To begin, however, with the earliest ethnological history of Belgium, I remark that the same question which presented itself in the case of Alsatia re-appears here. Were the oldest known occupants of the country Gauls, or Germans, or Germanized Gauls? I believe that they were the latter, though not to any great extent; for it must be remembered that Treves, Juliers, and Berg, where the modification was considerable, lie beyond the Belgic frontier. Still, as Tongres (a locality which the express evidence of Tacitus makes German) is in Belgium, and as Cæsar calls the Nervii, Pæmani and others, Germans (by which I understand that they belonged to a Germanic confederacy) the existence of a considerable and early intrusion of the tribes beyond the Rhine must be admitted. So that the Romans, when they reduced Belgium, reduced a country which, like Alsatia, although Gallic, was also Quasi-Germanic.

But they reduced it, and they Romanized it; and as we find the more active emperors coercing the Batavi, Chamavi, and other populations beyond the Rhine, we may reasonably suppose that they Romanized it throughout.

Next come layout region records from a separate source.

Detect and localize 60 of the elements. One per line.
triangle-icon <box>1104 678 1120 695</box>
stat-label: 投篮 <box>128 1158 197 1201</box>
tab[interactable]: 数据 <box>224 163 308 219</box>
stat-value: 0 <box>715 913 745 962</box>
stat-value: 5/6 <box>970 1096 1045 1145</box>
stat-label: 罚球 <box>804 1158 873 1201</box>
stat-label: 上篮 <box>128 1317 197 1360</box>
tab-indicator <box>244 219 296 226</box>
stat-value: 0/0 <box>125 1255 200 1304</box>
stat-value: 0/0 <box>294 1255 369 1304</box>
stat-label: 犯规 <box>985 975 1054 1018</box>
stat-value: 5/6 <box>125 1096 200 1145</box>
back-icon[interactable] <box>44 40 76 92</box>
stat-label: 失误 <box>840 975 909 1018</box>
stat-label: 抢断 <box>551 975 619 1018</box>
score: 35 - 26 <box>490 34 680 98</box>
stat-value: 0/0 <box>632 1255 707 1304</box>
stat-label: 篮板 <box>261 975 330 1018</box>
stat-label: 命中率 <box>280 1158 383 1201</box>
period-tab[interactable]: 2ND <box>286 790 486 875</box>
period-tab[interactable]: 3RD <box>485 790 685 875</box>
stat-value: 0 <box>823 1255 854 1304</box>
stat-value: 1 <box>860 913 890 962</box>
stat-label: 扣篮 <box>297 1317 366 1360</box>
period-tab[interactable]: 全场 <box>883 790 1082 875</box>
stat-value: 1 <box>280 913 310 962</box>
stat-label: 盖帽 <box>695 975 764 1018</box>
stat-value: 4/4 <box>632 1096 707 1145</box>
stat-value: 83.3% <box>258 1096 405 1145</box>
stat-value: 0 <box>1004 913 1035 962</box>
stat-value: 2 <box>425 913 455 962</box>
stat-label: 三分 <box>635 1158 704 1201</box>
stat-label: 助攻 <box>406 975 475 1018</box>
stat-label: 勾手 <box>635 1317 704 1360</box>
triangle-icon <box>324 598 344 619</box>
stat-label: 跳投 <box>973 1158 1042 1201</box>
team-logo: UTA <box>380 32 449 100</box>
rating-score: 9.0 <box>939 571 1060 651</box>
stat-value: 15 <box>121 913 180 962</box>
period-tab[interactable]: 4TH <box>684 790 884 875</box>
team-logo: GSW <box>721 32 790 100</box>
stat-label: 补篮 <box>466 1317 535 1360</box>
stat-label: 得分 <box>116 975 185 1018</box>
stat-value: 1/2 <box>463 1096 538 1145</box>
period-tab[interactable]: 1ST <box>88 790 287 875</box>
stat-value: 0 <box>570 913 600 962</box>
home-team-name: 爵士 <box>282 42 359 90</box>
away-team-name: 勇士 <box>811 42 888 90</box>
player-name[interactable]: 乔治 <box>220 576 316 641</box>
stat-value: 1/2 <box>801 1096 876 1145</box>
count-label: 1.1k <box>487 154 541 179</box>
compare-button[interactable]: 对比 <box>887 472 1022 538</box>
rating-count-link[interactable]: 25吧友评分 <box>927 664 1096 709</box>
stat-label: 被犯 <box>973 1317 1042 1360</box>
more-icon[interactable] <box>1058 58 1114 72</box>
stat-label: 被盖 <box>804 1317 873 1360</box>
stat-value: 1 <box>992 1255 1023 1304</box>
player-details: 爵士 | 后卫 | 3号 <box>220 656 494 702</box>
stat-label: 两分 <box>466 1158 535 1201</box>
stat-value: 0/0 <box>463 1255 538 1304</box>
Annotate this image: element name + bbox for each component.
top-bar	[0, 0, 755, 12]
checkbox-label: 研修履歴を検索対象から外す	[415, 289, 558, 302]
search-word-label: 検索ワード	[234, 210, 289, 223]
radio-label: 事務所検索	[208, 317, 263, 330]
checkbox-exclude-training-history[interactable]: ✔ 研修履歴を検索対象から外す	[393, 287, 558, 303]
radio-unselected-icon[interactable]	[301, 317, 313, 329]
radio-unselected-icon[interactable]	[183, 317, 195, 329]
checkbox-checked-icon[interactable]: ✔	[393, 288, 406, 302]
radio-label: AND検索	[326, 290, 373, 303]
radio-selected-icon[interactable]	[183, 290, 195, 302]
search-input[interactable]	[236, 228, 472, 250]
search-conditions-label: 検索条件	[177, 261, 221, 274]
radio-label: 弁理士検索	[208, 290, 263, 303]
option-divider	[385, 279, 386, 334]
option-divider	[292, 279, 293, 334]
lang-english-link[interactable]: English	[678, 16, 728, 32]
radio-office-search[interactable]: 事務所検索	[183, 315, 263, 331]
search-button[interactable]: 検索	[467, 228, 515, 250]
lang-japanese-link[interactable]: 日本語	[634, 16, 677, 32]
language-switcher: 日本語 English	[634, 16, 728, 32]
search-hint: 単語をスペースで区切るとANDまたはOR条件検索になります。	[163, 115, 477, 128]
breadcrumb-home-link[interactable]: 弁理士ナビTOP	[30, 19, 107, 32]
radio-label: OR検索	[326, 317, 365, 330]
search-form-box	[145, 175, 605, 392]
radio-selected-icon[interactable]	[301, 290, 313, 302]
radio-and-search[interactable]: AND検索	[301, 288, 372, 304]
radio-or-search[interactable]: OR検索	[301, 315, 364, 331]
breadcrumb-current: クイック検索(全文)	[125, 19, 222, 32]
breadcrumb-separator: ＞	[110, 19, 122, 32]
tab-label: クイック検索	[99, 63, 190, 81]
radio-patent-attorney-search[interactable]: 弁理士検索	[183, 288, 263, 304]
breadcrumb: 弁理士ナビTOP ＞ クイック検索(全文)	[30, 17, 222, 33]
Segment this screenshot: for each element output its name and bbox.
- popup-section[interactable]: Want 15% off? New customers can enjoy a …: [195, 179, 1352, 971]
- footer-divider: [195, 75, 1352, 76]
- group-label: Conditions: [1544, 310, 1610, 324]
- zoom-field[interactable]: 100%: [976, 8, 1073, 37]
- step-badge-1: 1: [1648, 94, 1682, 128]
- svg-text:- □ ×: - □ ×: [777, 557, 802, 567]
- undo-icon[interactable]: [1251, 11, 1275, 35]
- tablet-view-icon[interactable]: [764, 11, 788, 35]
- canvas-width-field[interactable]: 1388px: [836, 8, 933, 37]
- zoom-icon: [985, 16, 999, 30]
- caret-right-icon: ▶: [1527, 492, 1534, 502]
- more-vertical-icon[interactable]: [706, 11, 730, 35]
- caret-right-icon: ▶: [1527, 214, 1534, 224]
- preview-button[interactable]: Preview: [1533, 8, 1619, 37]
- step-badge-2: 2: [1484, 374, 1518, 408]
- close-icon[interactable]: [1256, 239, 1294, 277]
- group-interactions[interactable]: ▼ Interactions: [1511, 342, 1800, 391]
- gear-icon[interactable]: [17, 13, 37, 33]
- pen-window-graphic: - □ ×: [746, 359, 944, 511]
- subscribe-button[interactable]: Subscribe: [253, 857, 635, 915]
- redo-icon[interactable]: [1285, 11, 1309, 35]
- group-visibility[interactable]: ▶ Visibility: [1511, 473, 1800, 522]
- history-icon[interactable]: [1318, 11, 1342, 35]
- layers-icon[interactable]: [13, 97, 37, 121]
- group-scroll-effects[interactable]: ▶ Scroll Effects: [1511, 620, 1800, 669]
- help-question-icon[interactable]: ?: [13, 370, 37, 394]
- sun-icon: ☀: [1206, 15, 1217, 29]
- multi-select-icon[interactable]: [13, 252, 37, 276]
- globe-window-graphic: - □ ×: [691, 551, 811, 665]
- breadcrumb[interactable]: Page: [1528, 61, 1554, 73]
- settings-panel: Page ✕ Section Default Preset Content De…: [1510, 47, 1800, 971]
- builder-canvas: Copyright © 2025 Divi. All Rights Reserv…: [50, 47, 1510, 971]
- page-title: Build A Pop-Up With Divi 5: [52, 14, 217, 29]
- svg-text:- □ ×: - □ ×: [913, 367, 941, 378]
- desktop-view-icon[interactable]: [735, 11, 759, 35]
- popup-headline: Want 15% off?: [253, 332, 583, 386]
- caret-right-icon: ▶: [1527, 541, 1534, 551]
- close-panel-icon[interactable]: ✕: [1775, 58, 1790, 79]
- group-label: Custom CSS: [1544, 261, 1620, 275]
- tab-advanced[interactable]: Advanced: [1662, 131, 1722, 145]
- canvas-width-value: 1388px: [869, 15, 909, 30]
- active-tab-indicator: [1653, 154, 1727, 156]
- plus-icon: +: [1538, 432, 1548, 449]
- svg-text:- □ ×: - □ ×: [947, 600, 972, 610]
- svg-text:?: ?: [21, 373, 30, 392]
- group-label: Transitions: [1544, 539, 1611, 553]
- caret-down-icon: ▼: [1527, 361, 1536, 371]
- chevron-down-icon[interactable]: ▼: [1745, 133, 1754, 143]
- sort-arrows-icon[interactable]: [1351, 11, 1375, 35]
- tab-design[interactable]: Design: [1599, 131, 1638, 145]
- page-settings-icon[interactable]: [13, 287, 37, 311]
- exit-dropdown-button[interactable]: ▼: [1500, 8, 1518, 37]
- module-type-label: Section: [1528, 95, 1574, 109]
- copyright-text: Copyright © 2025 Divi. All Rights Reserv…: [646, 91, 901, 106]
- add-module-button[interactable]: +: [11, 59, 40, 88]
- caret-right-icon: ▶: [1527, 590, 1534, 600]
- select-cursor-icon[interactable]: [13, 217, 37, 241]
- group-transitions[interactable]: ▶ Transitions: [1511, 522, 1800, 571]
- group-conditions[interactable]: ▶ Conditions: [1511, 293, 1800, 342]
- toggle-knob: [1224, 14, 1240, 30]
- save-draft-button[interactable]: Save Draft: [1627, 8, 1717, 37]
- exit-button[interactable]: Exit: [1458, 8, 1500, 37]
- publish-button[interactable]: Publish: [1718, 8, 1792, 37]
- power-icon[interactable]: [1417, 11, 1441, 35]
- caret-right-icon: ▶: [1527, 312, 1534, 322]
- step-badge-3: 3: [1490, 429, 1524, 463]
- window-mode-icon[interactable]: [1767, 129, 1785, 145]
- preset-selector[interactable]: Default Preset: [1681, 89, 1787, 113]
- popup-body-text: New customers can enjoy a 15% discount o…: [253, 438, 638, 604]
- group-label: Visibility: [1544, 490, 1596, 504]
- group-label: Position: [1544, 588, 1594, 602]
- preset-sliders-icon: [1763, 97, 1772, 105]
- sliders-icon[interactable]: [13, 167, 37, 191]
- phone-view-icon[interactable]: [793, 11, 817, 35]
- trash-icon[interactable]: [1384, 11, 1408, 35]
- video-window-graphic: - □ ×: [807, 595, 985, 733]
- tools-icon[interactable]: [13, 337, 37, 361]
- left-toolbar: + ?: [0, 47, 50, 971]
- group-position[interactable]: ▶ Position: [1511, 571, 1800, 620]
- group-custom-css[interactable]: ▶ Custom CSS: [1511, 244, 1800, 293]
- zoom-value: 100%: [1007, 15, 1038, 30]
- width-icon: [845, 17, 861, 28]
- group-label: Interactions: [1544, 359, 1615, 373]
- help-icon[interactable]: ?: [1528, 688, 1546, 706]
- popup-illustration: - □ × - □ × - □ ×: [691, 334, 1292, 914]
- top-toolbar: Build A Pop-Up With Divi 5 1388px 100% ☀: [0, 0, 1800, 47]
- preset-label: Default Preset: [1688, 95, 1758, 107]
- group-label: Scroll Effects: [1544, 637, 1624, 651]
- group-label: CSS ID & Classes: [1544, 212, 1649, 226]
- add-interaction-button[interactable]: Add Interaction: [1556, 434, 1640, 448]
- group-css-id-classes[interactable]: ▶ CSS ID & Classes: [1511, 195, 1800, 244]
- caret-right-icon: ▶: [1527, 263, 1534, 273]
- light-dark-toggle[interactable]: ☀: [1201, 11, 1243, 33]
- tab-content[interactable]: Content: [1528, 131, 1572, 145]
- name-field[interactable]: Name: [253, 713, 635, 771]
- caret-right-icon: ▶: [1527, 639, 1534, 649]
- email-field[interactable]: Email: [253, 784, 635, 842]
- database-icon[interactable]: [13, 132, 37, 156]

The analogue to the Burgundian conquest of Burgundy and Franche-Comté began in the fourth century, and not with the invasion of Clovis, as is often imagined. Constantius and Julian had to defend the frontier by land, and Carausius the Menapian by sea. And Julian was the last emperor who defended it successfully. At the beginning of the fifth century a Frank chief, not less formidable than Clovis, although less famous, Clojo, invaded Gaul, and penetrated as far as the Somme. Hainault, Brabant, and West Flanders he seems to have permanently reduced; and what Clojo left undone, Clovis completed.

In the reign of Charlemagne, the process of Germanizing went on, but soon after his death it came to a close; so that about four hundred years is the time that must be allowed for the displacement of the Romano-Belgic language of Belgium, i.e., of Antwerp, South Brabant, Limburg, West Flanders, and Hainault; to which may be added French Flanders, Artois, and the northern part of Picardy—for to this extent it seems to have gone when it attained its maximum. And, then, a reaction took place, and the French has encroached ever since. Artois, French Flanders, and Northern Picardy have been wholly recovered in respect to their language to France, and the Belgian provinces partially. Such is the evidence of the Flemish language in Belgium, of the parts wherein it is still spoken, and of the traces of it in as far south as the frontier of Normandy.

But it is not the only native language of Belgium—I say native, because the French as it is spoken at Brussels and the towns is, to all intents and purposes, as foreign a language as English is in Argyle or Inverness. In Namur, Liege, and Luxembourg, the speech is what is called Walloon, the same word as Welsh, and derived from the German root wealh, a foreigner. By this designation the Germans of the Flemish tongue denoted the Romano-Belgic population whose language was akin to the French, and whom a hilly and impracticable country (the forest districts of the Ardennes) had more or less protected from their own arms. Now the Walloon is a form of the Romano-Keltic, so peculiar and independent, that it must be of great antiquity, i.e., as old as the oldest dialect of the French, and no extension of the dialects of Lorraine, or Champagne from which it differs materially. It is also a language which must have been formed on a Keltic basis, a fact which (as stated elsewhere) is a strong argument against the doctrine of the Belgæ of Cæsar and Tacitus having been Germans.

The Walloons, then, are Romano-Keltic; whereas the Flemings are Germans, in speech and in blood—either Romano-Kelts Germanized, or else absolute Germans; for upon the extent to which the Flemish language is a measure of German descent, I venture no opinion. We must remember, however, that as the Franks came from the other side of the Rhine, and from a not very distant locality, the number of females who accompanied them may have been considerable. Still, I think, that intermixture was the rule, and purity of blood the exception.